Facing a wave of criticism over his reading of “force majeure,” Sen. Robinhood Padilla fired back at the people questioning him by mocking what he cast as their overthinking — taking aim at the “geniuses” who rejected his push to let fugitive senator Ronald “Bato” dela Rosa join plenary work remotely while in hiding.

The action star turned lawmaker leaned on sarcasm in defending the position on Facebook yesterday. “Iba talaga ang pangangatwiran ng ‘genius.’ Highest level ng pagkapilosopo,” he wrote on a quote card. He then challenged his detractors to bring the question to ordinary people: “Sa kalye mo na lang itanong kung si Senator Bato ay ayaw ba magtrabaho o hindi pinapayagan makapagtrabaho? Asagotin ka ng may warrant (sic).”

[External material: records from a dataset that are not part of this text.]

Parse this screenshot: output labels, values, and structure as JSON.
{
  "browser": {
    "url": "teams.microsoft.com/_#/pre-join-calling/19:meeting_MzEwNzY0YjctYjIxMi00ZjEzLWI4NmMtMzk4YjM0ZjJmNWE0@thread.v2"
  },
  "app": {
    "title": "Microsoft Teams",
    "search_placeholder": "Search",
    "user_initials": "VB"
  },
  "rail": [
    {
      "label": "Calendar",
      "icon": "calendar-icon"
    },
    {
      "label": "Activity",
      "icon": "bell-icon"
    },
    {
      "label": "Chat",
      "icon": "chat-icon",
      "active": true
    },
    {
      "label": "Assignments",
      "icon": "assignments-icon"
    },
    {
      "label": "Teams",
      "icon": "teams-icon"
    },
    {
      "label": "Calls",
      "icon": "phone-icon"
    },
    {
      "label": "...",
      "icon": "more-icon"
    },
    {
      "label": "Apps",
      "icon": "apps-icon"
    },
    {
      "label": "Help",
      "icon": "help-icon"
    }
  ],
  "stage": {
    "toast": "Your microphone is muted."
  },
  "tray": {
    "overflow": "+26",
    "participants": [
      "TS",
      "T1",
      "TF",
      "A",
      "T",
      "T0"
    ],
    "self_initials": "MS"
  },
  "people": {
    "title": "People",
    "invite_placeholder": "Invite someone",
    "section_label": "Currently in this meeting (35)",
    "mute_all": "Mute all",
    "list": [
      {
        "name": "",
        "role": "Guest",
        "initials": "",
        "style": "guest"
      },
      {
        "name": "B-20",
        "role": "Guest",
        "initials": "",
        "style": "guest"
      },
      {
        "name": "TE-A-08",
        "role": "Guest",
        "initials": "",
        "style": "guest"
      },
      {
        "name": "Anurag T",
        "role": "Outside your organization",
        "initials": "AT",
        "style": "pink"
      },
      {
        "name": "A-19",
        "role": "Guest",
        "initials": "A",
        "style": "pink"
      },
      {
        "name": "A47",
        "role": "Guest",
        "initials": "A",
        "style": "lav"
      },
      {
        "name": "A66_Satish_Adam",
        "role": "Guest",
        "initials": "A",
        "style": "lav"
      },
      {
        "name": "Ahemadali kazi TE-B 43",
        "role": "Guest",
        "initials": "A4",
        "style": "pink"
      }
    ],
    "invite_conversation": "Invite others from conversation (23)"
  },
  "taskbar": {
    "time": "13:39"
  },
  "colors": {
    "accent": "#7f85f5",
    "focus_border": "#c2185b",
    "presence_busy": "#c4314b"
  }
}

At the heart of his case is the provision allowing senators to take part by “teleconference, video conference or other reliable forms of remote or electronic means.” Padilla argues that option is already on the table because the rule’s trigger — “force majeure or the occurrence of a national emergency” — has, in his view, been satisfied by the El Niño phenomenon, the conflict in the Middle East, and the country’s territorial disputes.

That interpretation, though, skips over a key qualifier in the same rule. Virtual attendance and voting are permitted only when those unanticipated events actually prevent a senator from physically reporting to the session hall — a limit Padilla’s argument did not account for.

His colleagues seized on that gap. Sen. Sherwin Gatchalian, citing the teleconferencing language under Section 41, pointed out an additional hurdle: a majority of all Senate members must agree before any senator can be cleared for remote participation.

Gatchalian also doubted that the scenarios Padilla raised meet the standard the rule sets. “Even when there’s El Niño, it’s still OK for us to go to work. Even when there’s a war in Iran, it’s so far away, we can still go to work. Just because there’s something happening all over the world, we’ll teleconference all of a sudden?” he told radio dzMM.